I talk about how this is done in this post about json websockets.

Do it yourself

Because Pusher.js is framework-agnostic, we don’t use jQuery’s event-binding API. Instead, Pusher implements its own bind method. But once you’re using this pattern in one part of your app there’s no reason you couldn’t use it for the rest of your domain objects. The only thing they need to do is implement binding and triggering of events. Here is a simple abstract prototype you can use in your own objects. This is the Ticker example again using that snippet:

/* Periodically send out dummy events
--------------------------------------------*/
var Ticker = function( interval ){
  var self = this,
      nextTick = function(){
    self.trigger('tick', Math.random() * 1000);
    setTimeout(nextTick, interval);
  }

  nextTick();
};

// Extend from AbstractEventsDispatcher 'bind' and 'trigger' methods
Ticker.prototype = new AbstractEventsDispatcher;

var ticktock = new Ticker( 5000 );

ticktock.bind('tick', function( number ) {
  puts('number emitted: '+ number);
});

The only reason I’ve changed ‘addListener’ to ‘bind’ and ‘emit’ to ‘trigger’ is to keep it familiar for jQuery users.
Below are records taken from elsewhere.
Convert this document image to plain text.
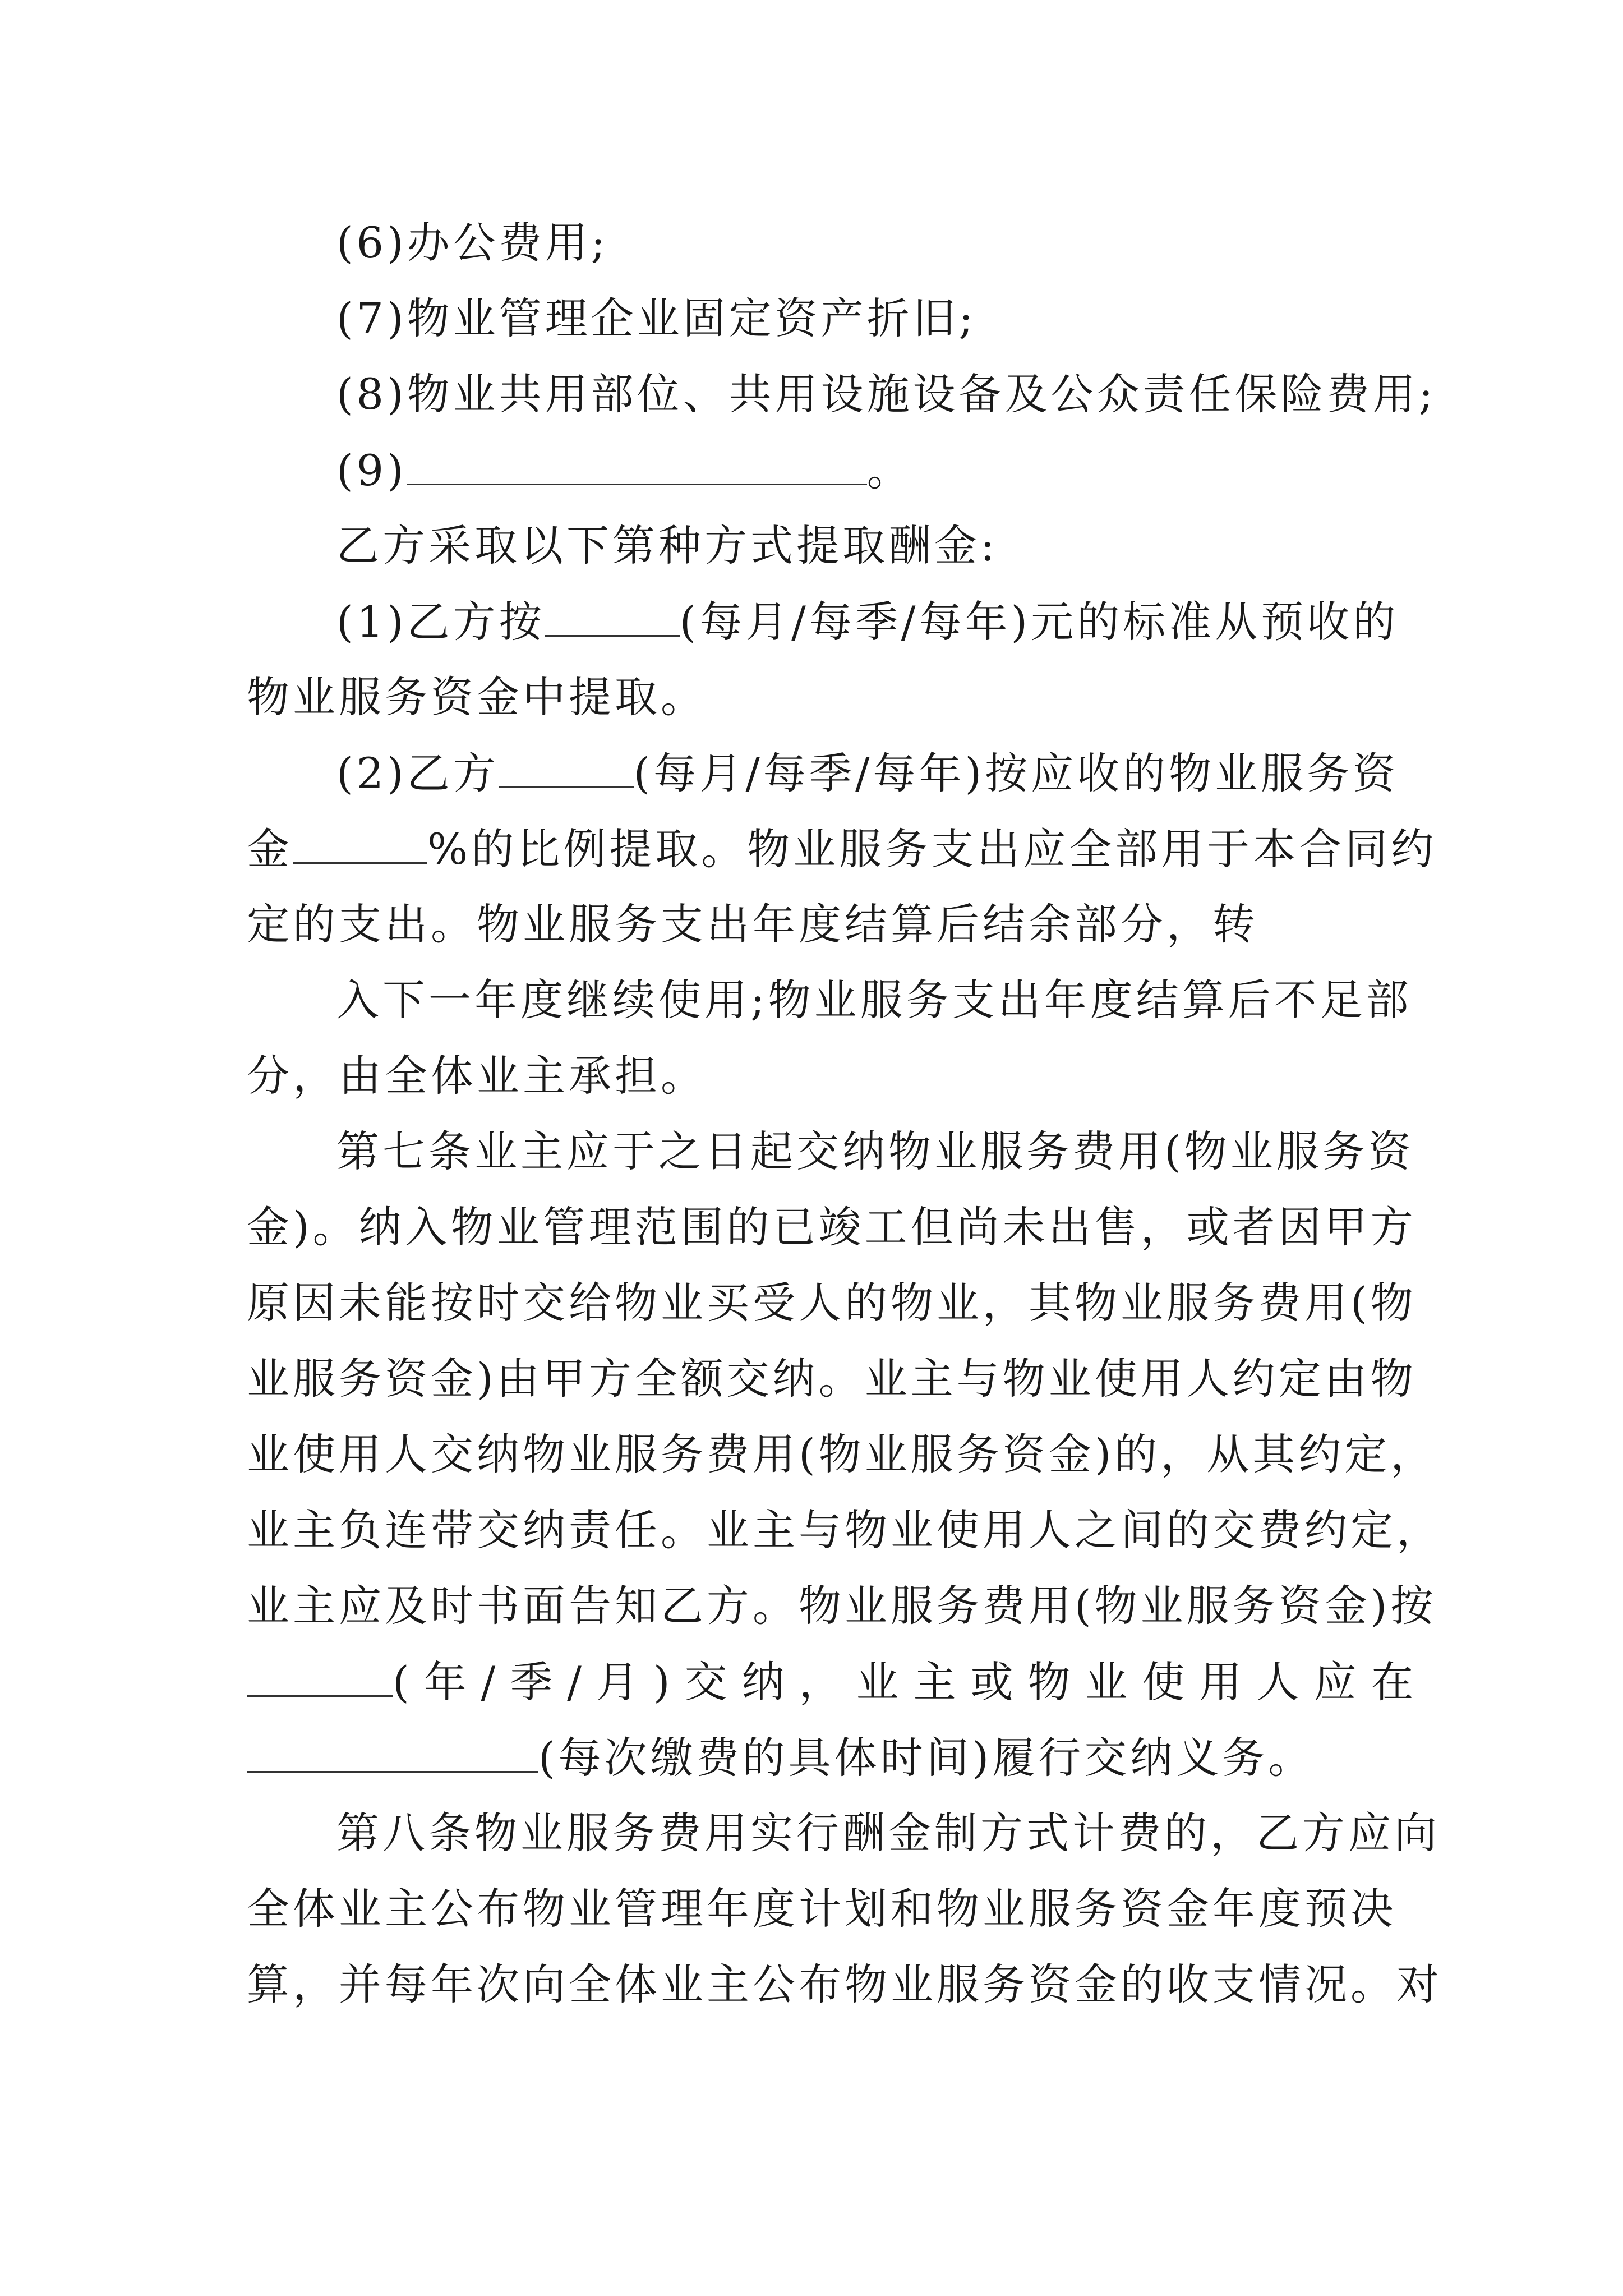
(6)办公费用;
(7)物业管理企业固定资产折旧;
(8)物业共用部位、共用设施设备及公众责任保险费用;
(9)	。
乙方采取以下第种方式提取酬金:
(1)乙方按	(每月/每季/每年)元的标准从预收的
物业服务资金中提取。
(2)乙方	(每月/每季/每年)按应收的物业服务资
金	%的比例提取。物业服务支出应全部用于本合同约
定的支出。物业服务支出年度结算后结余部分，转
入下一年度继续使用;物业服务支出年度结算后不足部
分，由全体业主承担。
第七条业主应于之日起交纳物业服务费用(物业服务资
金)。纳入物业管理范围的已竣工但尚未出售，或者因甲方
原因未能按时交给物业买受人的物业，其物业服务费用(物
业服务资金)由甲方全额交纳。业主与物业使用人约定由物
业使用人交纳物业服务费用(物业服务资金)的，从其约定，
业主负连带交纳责任。业主与物业使用人之间的交费约定，
业主应及时书面告知乙方。物业服务费用(物业服务资金)按
(年/季/月)交纳，业主或物业使用人应在
(每次缴费的具体时间)履行交纳义务。
第八条物业服务费用实行酬金制方式计费的，乙方应向
全体业主公布物业管理年度计划和物业服务资金年度预决
算，并每年次向全体业主公布物业服务资金的收支情况。对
What’s important here is that once you model your objects around this minimal event-centric interface (‘bind’ and ‘trigger’) it makes little difference what your event emitter objects actually do -and how they do it. You app can be fully evented while retaining the best bits of object orientation such as polymorphism and inheritance.

A working application

I’ve recently built an activity dashboard app that uses Pusher when deployed to production but a mocked, in-browser event emitter object in development to simulate a stream of events coming from the server. My View objects are oblivious to the origin of those events and just focus on binding to them and rendering them onscreen as they come. You can see it working on the video above.

It starts by defining a series of self-contained widget objects. I then loop through them and instantiate each with the same instance of an event emitter -in this case Pusher or a mock server implementing bind for custom events.

This is the basic code:

var server = new MockServer() // or new Pusher('app_key', 'channel_name'), or your own event emitter

// Instantiate widgets
for(widget in Widgets.available){
  new widget( server );
}

And this is a simplified widget that listens to ‘closed_order’ events and plays a sound using HTML5’s audio tag:

Widgets.available.soundAlert = function( server ){

  // add audio files to document
  var $audio = $('<audio src="/audio/alert.mp3" preload="true" />').appendTo('body');

  function play(data){
    $audio.load().play();
  }

  // bind to events you want to alert
  server.bind( 'order_closed', play )
}

I can add as many widgets as I want (and even remove them, pause them and inspect them in run-time), with no dependencies between them. Because they bind themselves to events they’re interested in, each one is completely orthogonal to the system.

Finally, this is an example of the MockServer object I use to replace Pusher for development purposes:

/* Periodically send out dummy events
--------------------------------------------*/
var MockServer = function(){

  var self = this, interval, event_names = ['order_closed', 'order_cancelled', 'order_shipped'];

  function randomEvent(){
    var event_name = event_names[Math.round(Math.random()*2)];

    self.trigger(event_name, {
      info: 'Mock order, 3 products',
      total: Math.random() * 1000
    });
  }

  interval = setInterval(randomEvent, 2000);
};
// Extend event-binding interface
MockServer.prototype = new AbstractEventsDispatcher;

Wrap up

This illustrates the general architecture that permeates all recent Javascript projects that we’ve developed. In future articles we’ll talk about techniques and specific problems in more detail.

Even though I’ve included an abstract class that I used for the examples on this page, the emphasis is on the patterns more than on particular implementations and APIs.